Después de esta retahíla y otras tantas, con sus correspondientes lágrimas y moqueos, sólo acerté a decir mientras remataba mi última copa de rioja: "Cruela, no te reconozco en esta decrepitud viejuna. La edad no tiene que perdonar nada, perdónate tú por ir siempre buscando y hallando amores fallidos, mariposas apresuradas que se transforman en polillas tempranas. Y si el arroz se pasa, olvídate de la paella; ya hay demasiada gente que come ese plato. Y verás cómo tus pesadillas se convierten otra vez, simple y llanamente, en dulces sueños. Por cierto, la calentura de ver a Rodolfo Sancho en pijama, a modo de catoliquísima, y sin embargo pecadora, majestad, no es asunto ligero, reina. Pues es un hombre divino si ocultara más lo humano".

martes, 2 de diciembre de 2014

Delirio de la última luna del otoño

Nunca he sabido, en esto del amor, cuando las cosas son certezas. Ni qué parte es real y cuál literatura, puro platonismo, cosas que nuestra cabeza construye con un andamiaje figurado y vano que acaba desplomándose y cayendo por su propio peso, dada la gravedad (del asunto).

Nunca lo he sabido. Y tampoco lo sé ahora. Y creo que ya me da igual; no tengo edad para ir averiguando verdades, pero sí para crear imágenes que huyan del día a día. Para eso nunca es uno lo suficientemente viejo.

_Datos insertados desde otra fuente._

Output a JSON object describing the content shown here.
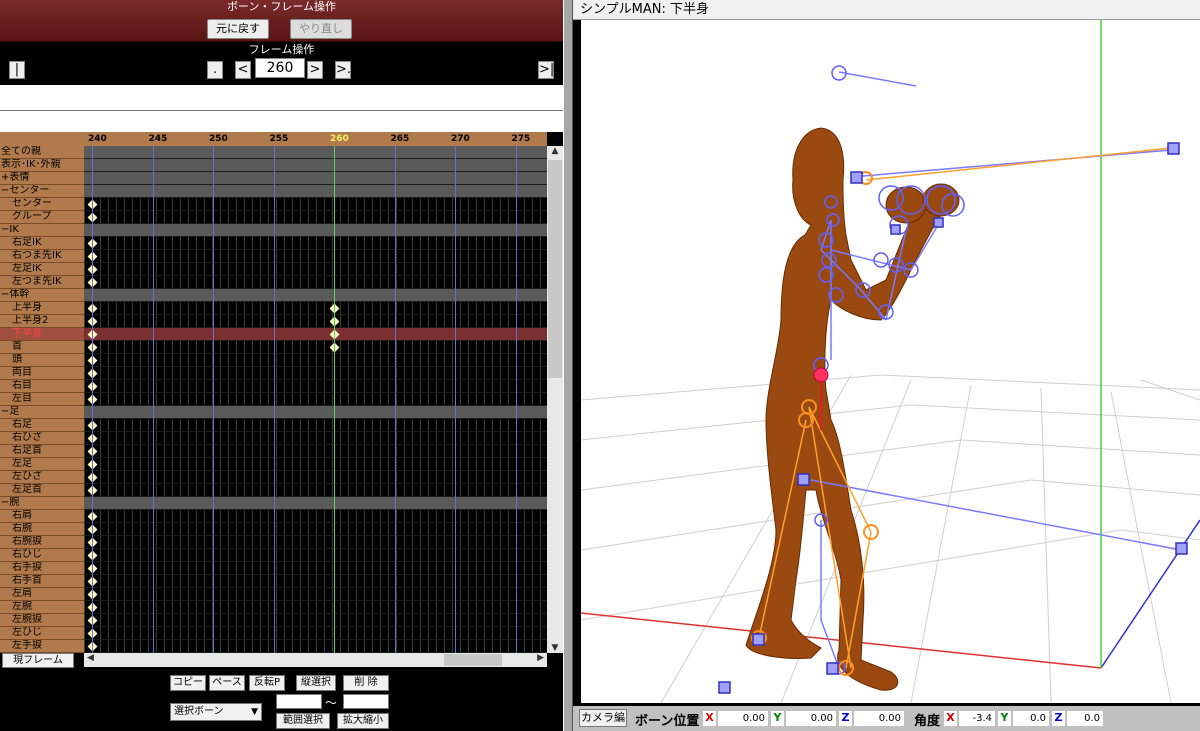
{
  "bone_panel": {
    "title": "ボーン・フレーム操作",
    "undo": "元に戻す",
    "redo": "やり直し"
  },
  "frame_panel": {
    "title": "フレーム操作",
    "first": "|<",
    "prev_key": ".<",
    "prev": "<",
    "current": "260",
    "next": ">",
    "next_key": ">.",
    "last": ">|"
  },
  "timeline": {
    "ticks": [
      "240",
      "245",
      "250",
      "255",
      "260",
      "265",
      "270",
      "275"
    ],
    "bones": [
      "全ての親",
      "表示･IK･外親",
      "+表情",
      "−センター",
      "センター",
      "グループ",
      "−IK",
      "右足IK",
      "右つま先IK",
      "左足IK",
      "左つま先IK",
      "−体幹",
      "上半身",
      "上半身2",
      "下半身",
      "首",
      "頭",
      "両目",
      "右目",
      "左目",
      "−足",
      "右足",
      "右ひざ",
      "右足首",
      "左足",
      "左ひざ",
      "左足首",
      "−腕",
      "右肩",
      "右腕",
      "右腕捩",
      "右ひじ",
      "右手捩",
      "右手首",
      "左肩",
      "左腕",
      "左腕捩",
      "左ひじ",
      "左手捩"
    ]
  },
  "bottom": {
    "current_frame_btn": "現フレーム",
    "copy": "コピー",
    "paste": "ペースト",
    "flip_paste": "反転P",
    "vertical_select": "縦選択",
    "delete": "削 除",
    "range_sep": "〜",
    "select_dropdown": "選択ボーン",
    "range_select": "範囲選択",
    "zoom": "拡大縮小"
  },
  "viewport": {
    "title": "シンプルMAN: 下半身"
  },
  "status": {
    "camera_btn": "カメラ編",
    "bone_pos_label": "ボーン位置",
    "pos_x": "0.00",
    "pos_y": "0.00",
    "pos_z": "0.00",
    "angle_label": "角度",
    "ang_x": "-3.4",
    "ang_y": "0.0",
    "ang_z": "0.0",
    "x": "X",
    "y": "Y",
    "z": "Z"
  }
}
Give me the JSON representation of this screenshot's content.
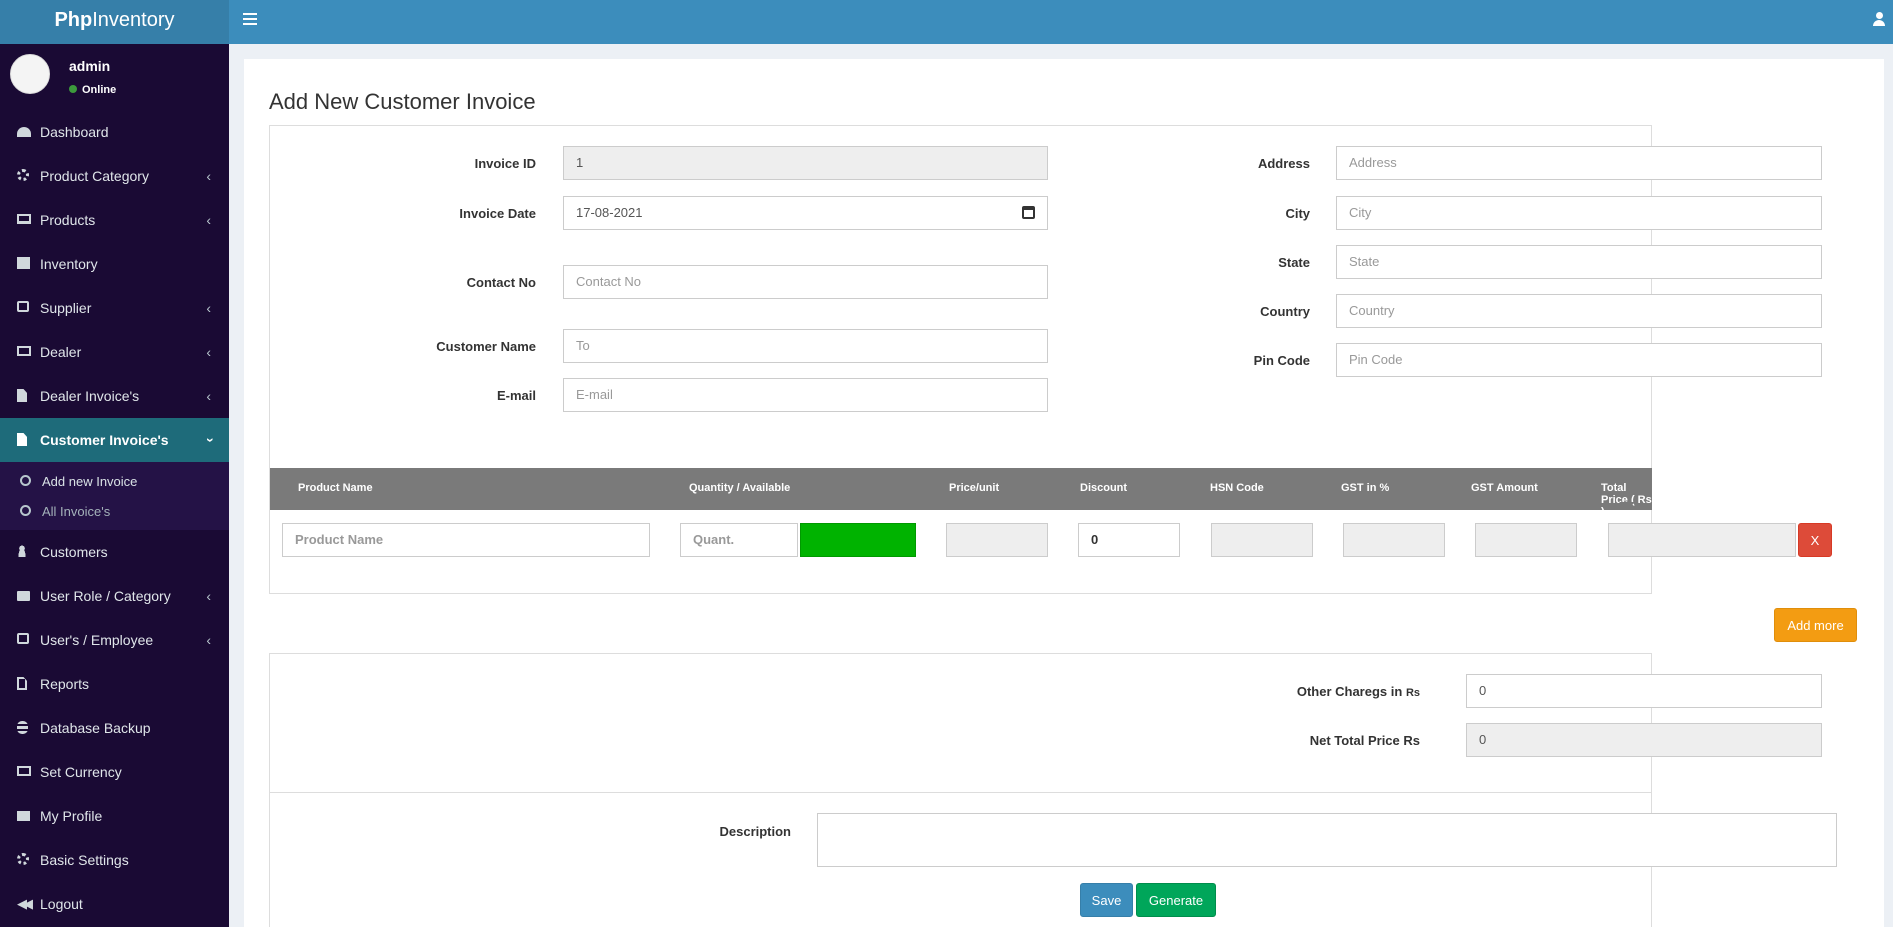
{
  "app": {
    "logo_bold": "Php",
    "logo_rest": "Inventory"
  },
  "user": {
    "name": "admin",
    "status": "Online"
  },
  "sidebar": {
    "items": [
      {
        "label": "Dashboard",
        "icon": "dashboard-icon"
      },
      {
        "label": "Product Category",
        "icon": "gear-icon"
      },
      {
        "label": "Products",
        "icon": "laptop-icon"
      },
      {
        "label": "Inventory",
        "icon": "archive-icon"
      },
      {
        "label": "Supplier",
        "icon": "contact-icon"
      },
      {
        "label": "Dealer",
        "icon": "id-card-icon"
      },
      {
        "label": "Dealer Invoice's",
        "icon": "file-icon"
      },
      {
        "label": "Customer Invoice's",
        "icon": "file-icon"
      },
      {
        "label": "Customers",
        "icon": "user-icon"
      },
      {
        "label": "User Role / Category",
        "icon": "folder-icon"
      },
      {
        "label": "User's / Employee",
        "icon": "contact-icon"
      },
      {
        "label": "Reports",
        "icon": "file-outline-icon"
      },
      {
        "label": "Database Backup",
        "icon": "database-icon"
      },
      {
        "label": "Set Currency",
        "icon": "money-icon"
      },
      {
        "label": "My Profile",
        "icon": "envelope-icon"
      },
      {
        "label": "Basic Settings",
        "icon": "gear-icon"
      },
      {
        "label": "Logout",
        "icon": "backward-icon"
      }
    ],
    "submenu": [
      {
        "label": "Add new Invoice"
      },
      {
        "label": "All Invoice's"
      }
    ]
  },
  "page": {
    "title": "Add New Customer Invoice"
  },
  "form": {
    "invoice_id_label": "Invoice ID",
    "invoice_id_value": "1",
    "invoice_date_label": "Invoice Date",
    "invoice_date_value": "17-08-2021",
    "contact_label": "Contact No",
    "contact_placeholder": "Contact No",
    "customer_label": "Customer Name",
    "customer_placeholder": "To",
    "email_label": "E-mail",
    "email_placeholder": "E-mail",
    "address_label": "Address",
    "address_placeholder": "Address",
    "city_label": "City",
    "city_placeholder": "City",
    "state_label": "State",
    "state_placeholder": "State",
    "country_label": "Country",
    "country_placeholder": "Country",
    "pin_label": "Pin Code",
    "pin_placeholder": "Pin Code"
  },
  "table": {
    "headers": [
      "Product Name",
      "Quantity / Available",
      "Price/unit",
      "Discount",
      "HSN Code",
      "GST in %",
      "GST Amount",
      "Total Price ( Rs )"
    ],
    "row": {
      "product_placeholder": "Product Name",
      "quantity_placeholder": "Quant.",
      "discount_value": "0",
      "remove_label": "X"
    }
  },
  "buttons": {
    "add_more": "Add more",
    "save": "Save",
    "generate": "Generate"
  },
  "totals": {
    "other_label": "Other Charegs in",
    "other_currency": "Rs",
    "other_value": "0",
    "net_label": "Net Total Price Rs",
    "net_value": "0"
  },
  "description": {
    "label": "Description"
  },
  "colors": {
    "header": "#3c8dbc",
    "sidebar": "#1a0a34",
    "active_menu": "#1e6b7a",
    "available_indicator": "#00b300"
  }
}
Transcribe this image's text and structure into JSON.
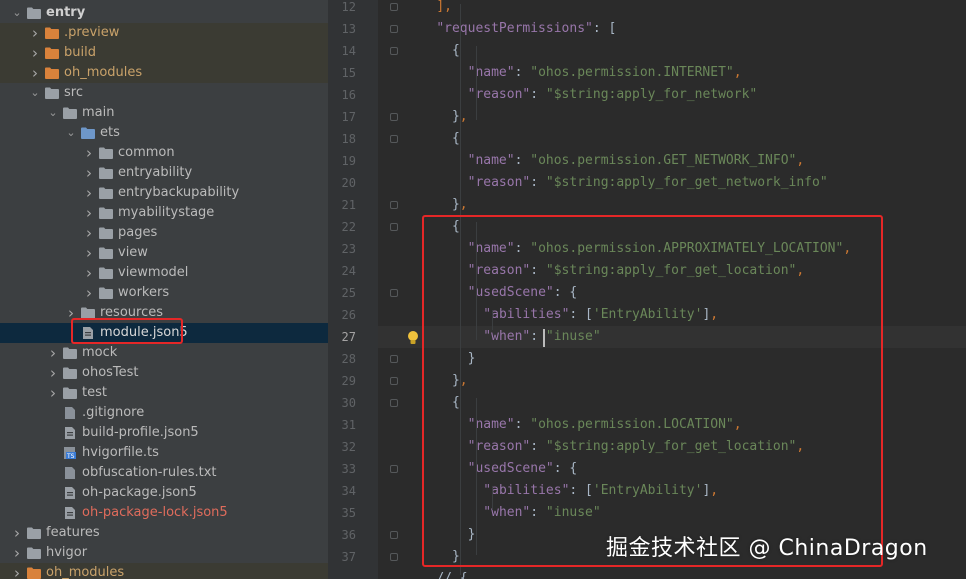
{
  "project_tree": {
    "rows": [
      {
        "label": "entry",
        "type": "folder",
        "indent": 0,
        "expanded": true,
        "style": "bold"
      },
      {
        "label": ".preview",
        "type": "folder-orange",
        "indent": 1,
        "expanded": false,
        "style": "excluded"
      },
      {
        "label": "build",
        "type": "folder-orange",
        "indent": 1,
        "expanded": false,
        "style": "excluded"
      },
      {
        "label": "oh_modules",
        "type": "folder-orange",
        "indent": 1,
        "expanded": false,
        "style": "excluded"
      },
      {
        "label": "src",
        "type": "folder",
        "indent": 1,
        "expanded": true,
        "style": "normal"
      },
      {
        "label": "main",
        "type": "folder",
        "indent": 2,
        "expanded": true,
        "style": "normal"
      },
      {
        "label": "ets",
        "type": "folder-blue",
        "indent": 3,
        "expanded": true,
        "style": "normal"
      },
      {
        "label": "common",
        "type": "folder",
        "indent": 4,
        "expanded": false,
        "style": "normal"
      },
      {
        "label": "entryability",
        "type": "folder",
        "indent": 4,
        "expanded": false,
        "style": "normal"
      },
      {
        "label": "entrybackupability",
        "type": "folder",
        "indent": 4,
        "expanded": false,
        "style": "normal"
      },
      {
        "label": "myabilitystage",
        "type": "folder",
        "indent": 4,
        "expanded": false,
        "style": "normal"
      },
      {
        "label": "pages",
        "type": "folder",
        "indent": 4,
        "expanded": false,
        "style": "normal"
      },
      {
        "label": "view",
        "type": "folder",
        "indent": 4,
        "expanded": false,
        "style": "normal"
      },
      {
        "label": "viewmodel",
        "type": "folder",
        "indent": 4,
        "expanded": false,
        "style": "normal"
      },
      {
        "label": "workers",
        "type": "folder",
        "indent": 4,
        "expanded": false,
        "style": "normal"
      },
      {
        "label": "resources",
        "type": "folder",
        "indent": 3,
        "expanded": false,
        "style": "normal"
      },
      {
        "label": "module.json5",
        "type": "file-json",
        "indent": 3,
        "expanded": null,
        "style": "selected"
      },
      {
        "label": "mock",
        "type": "folder",
        "indent": 2,
        "expanded": false,
        "style": "normal"
      },
      {
        "label": "ohosTest",
        "type": "folder",
        "indent": 2,
        "expanded": false,
        "style": "normal"
      },
      {
        "label": "test",
        "type": "folder",
        "indent": 2,
        "expanded": false,
        "style": "normal"
      },
      {
        "label": ".gitignore",
        "type": "file",
        "indent": 2,
        "expanded": null,
        "style": "normal"
      },
      {
        "label": "build-profile.json5",
        "type": "file-json",
        "indent": 2,
        "expanded": null,
        "style": "normal"
      },
      {
        "label": "hvigorfile.ts",
        "type": "file-ts",
        "indent": 2,
        "expanded": null,
        "style": "normal"
      },
      {
        "label": "obfuscation-rules.txt",
        "type": "file",
        "indent": 2,
        "expanded": null,
        "style": "normal"
      },
      {
        "label": "oh-package.json5",
        "type": "file-json",
        "indent": 2,
        "expanded": null,
        "style": "normal"
      },
      {
        "label": "oh-package-lock.json5",
        "type": "file-json",
        "indent": 2,
        "expanded": null,
        "style": "warn"
      },
      {
        "label": "features",
        "type": "folder",
        "indent": 0,
        "expanded": false,
        "style": "normal"
      },
      {
        "label": "hvigor",
        "type": "folder",
        "indent": 0,
        "expanded": false,
        "style": "normal"
      },
      {
        "label": "oh_modules",
        "type": "folder-orange",
        "indent": 0,
        "expanded": false,
        "style": "excluded"
      }
    ]
  },
  "editor": {
    "current_line": "27",
    "lines": [
      {
        "n": "12",
        "indent": 2,
        "tokens": [
          [
            "p",
            "],"
          ]
        ]
      },
      {
        "n": "13",
        "indent": 2,
        "tokens": [
          [
            "k",
            "\"requestPermissions\""
          ],
          [
            "t",
            ": ["
          ]
        ]
      },
      {
        "n": "14",
        "indent": 3,
        "tokens": [
          [
            "t",
            "{"
          ]
        ]
      },
      {
        "n": "15",
        "indent": 4,
        "tokens": [
          [
            "k",
            "\"name\""
          ],
          [
            "t",
            ": "
          ],
          [
            "s",
            "\"ohos.permission.INTERNET\""
          ],
          [
            "p",
            ","
          ]
        ]
      },
      {
        "n": "16",
        "indent": 4,
        "tokens": [
          [
            "k",
            "\"reason\""
          ],
          [
            "t",
            ": "
          ],
          [
            "s",
            "\"$string:apply_for_network\""
          ]
        ]
      },
      {
        "n": "17",
        "indent": 3,
        "tokens": [
          [
            "t",
            "}"
          ],
          [
            "p",
            ","
          ]
        ]
      },
      {
        "n": "18",
        "indent": 3,
        "tokens": [
          [
            "t",
            "{"
          ]
        ]
      },
      {
        "n": "19",
        "indent": 4,
        "tokens": [
          [
            "k",
            "\"name\""
          ],
          [
            "t",
            ": "
          ],
          [
            "s",
            "\"ohos.permission.GET_NETWORK_INFO\""
          ],
          [
            "p",
            ","
          ]
        ]
      },
      {
        "n": "20",
        "indent": 4,
        "tokens": [
          [
            "k",
            "\"reason\""
          ],
          [
            "t",
            ": "
          ],
          [
            "s",
            "\"$string:apply_for_get_network_info\""
          ]
        ]
      },
      {
        "n": "21",
        "indent": 3,
        "tokens": [
          [
            "t",
            "}"
          ],
          [
            "p",
            ","
          ]
        ]
      },
      {
        "n": "22",
        "indent": 3,
        "tokens": [
          [
            "t",
            "{"
          ]
        ]
      },
      {
        "n": "23",
        "indent": 4,
        "tokens": [
          [
            "k",
            "\"name\""
          ],
          [
            "t",
            ": "
          ],
          [
            "s",
            "\"ohos.permission.APPROXIMATELY_LOCATION\""
          ],
          [
            "p",
            ","
          ]
        ]
      },
      {
        "n": "24",
        "indent": 4,
        "tokens": [
          [
            "k",
            "\"reason\""
          ],
          [
            "t",
            ": "
          ],
          [
            "s",
            "\"$string:apply_for_get_location\""
          ],
          [
            "p",
            ","
          ]
        ]
      },
      {
        "n": "25",
        "indent": 4,
        "tokens": [
          [
            "k",
            "\"usedScene\""
          ],
          [
            "t",
            ": {"
          ]
        ]
      },
      {
        "n": "26",
        "indent": 5,
        "tokens": [
          [
            "k",
            "\"abilities\""
          ],
          [
            "t",
            ": ["
          ],
          [
            "s",
            "'EntryAbility'"
          ],
          [
            "t",
            "]"
          ],
          [
            "p",
            ","
          ]
        ]
      },
      {
        "n": "27",
        "indent": 5,
        "tokens": [
          [
            "k",
            "\"when\""
          ],
          [
            "t",
            ": "
          ],
          [
            "s",
            "\"inuse\""
          ]
        ]
      },
      {
        "n": "28",
        "indent": 4,
        "tokens": [
          [
            "t",
            "}"
          ]
        ]
      },
      {
        "n": "29",
        "indent": 3,
        "tokens": [
          [
            "t",
            "}"
          ],
          [
            "p",
            ","
          ]
        ]
      },
      {
        "n": "30",
        "indent": 3,
        "tokens": [
          [
            "t",
            "{"
          ]
        ]
      },
      {
        "n": "31",
        "indent": 4,
        "tokens": [
          [
            "k",
            "\"name\""
          ],
          [
            "t",
            ": "
          ],
          [
            "s",
            "\"ohos.permission.LOCATION\""
          ],
          [
            "p",
            ","
          ]
        ]
      },
      {
        "n": "32",
        "indent": 4,
        "tokens": [
          [
            "k",
            "\"reason\""
          ],
          [
            "t",
            ": "
          ],
          [
            "s",
            "\"$string:apply_for_get_location\""
          ],
          [
            "p",
            ","
          ]
        ]
      },
      {
        "n": "33",
        "indent": 4,
        "tokens": [
          [
            "k",
            "\"usedScene\""
          ],
          [
            "t",
            ": {"
          ]
        ]
      },
      {
        "n": "34",
        "indent": 5,
        "tokens": [
          [
            "k",
            "\"abilities\""
          ],
          [
            "t",
            ": ["
          ],
          [
            "s",
            "'EntryAbility'"
          ],
          [
            "t",
            "]"
          ],
          [
            "p",
            ","
          ]
        ]
      },
      {
        "n": "35",
        "indent": 5,
        "tokens": [
          [
            "k",
            "\"when\""
          ],
          [
            "t",
            ": "
          ],
          [
            "s",
            "\"inuse\""
          ]
        ]
      },
      {
        "n": "36",
        "indent": 4,
        "tokens": [
          [
            "t",
            "}"
          ]
        ]
      },
      {
        "n": "37",
        "indent": 3,
        "tokens": [
          [
            "t",
            "}"
          ]
        ]
      },
      {
        "n": "",
        "indent": 2,
        "tokens": [
          [
            "t",
            "// "
          ],
          [
            "t",
            "{"
          ]
        ]
      }
    ]
  },
  "watermark": "掘金技术社区 @ ChinaDragon",
  "colors": {
    "tree_bg": "#3c3f41",
    "editor_bg": "#2b2b2b",
    "gutter_bg": "#313335",
    "selection": "#0d293e",
    "highlight_red": "#e52727",
    "json_key": "#9876aa",
    "json_string": "#6a8759",
    "punctuation": "#cc7832"
  }
}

Nunca lo sabré. No. Quizá nunca lo sepa. Lo que sí he sabido al escuchar acercarse su voz mientras me atrapaba la última luna del otoño, luchando por brillar fría y petulante entre un abrigo de nubes, es que hay imágenes perfectas. Por ellas he de morir, por ellas sueño. Por lo demás, que el mundo siga siendo de los realistas. Así nos va.

Y que cada cual ponga el amor en su sitio. Y que a cada cual lo ponga el amor en su sitio. Real o figurado.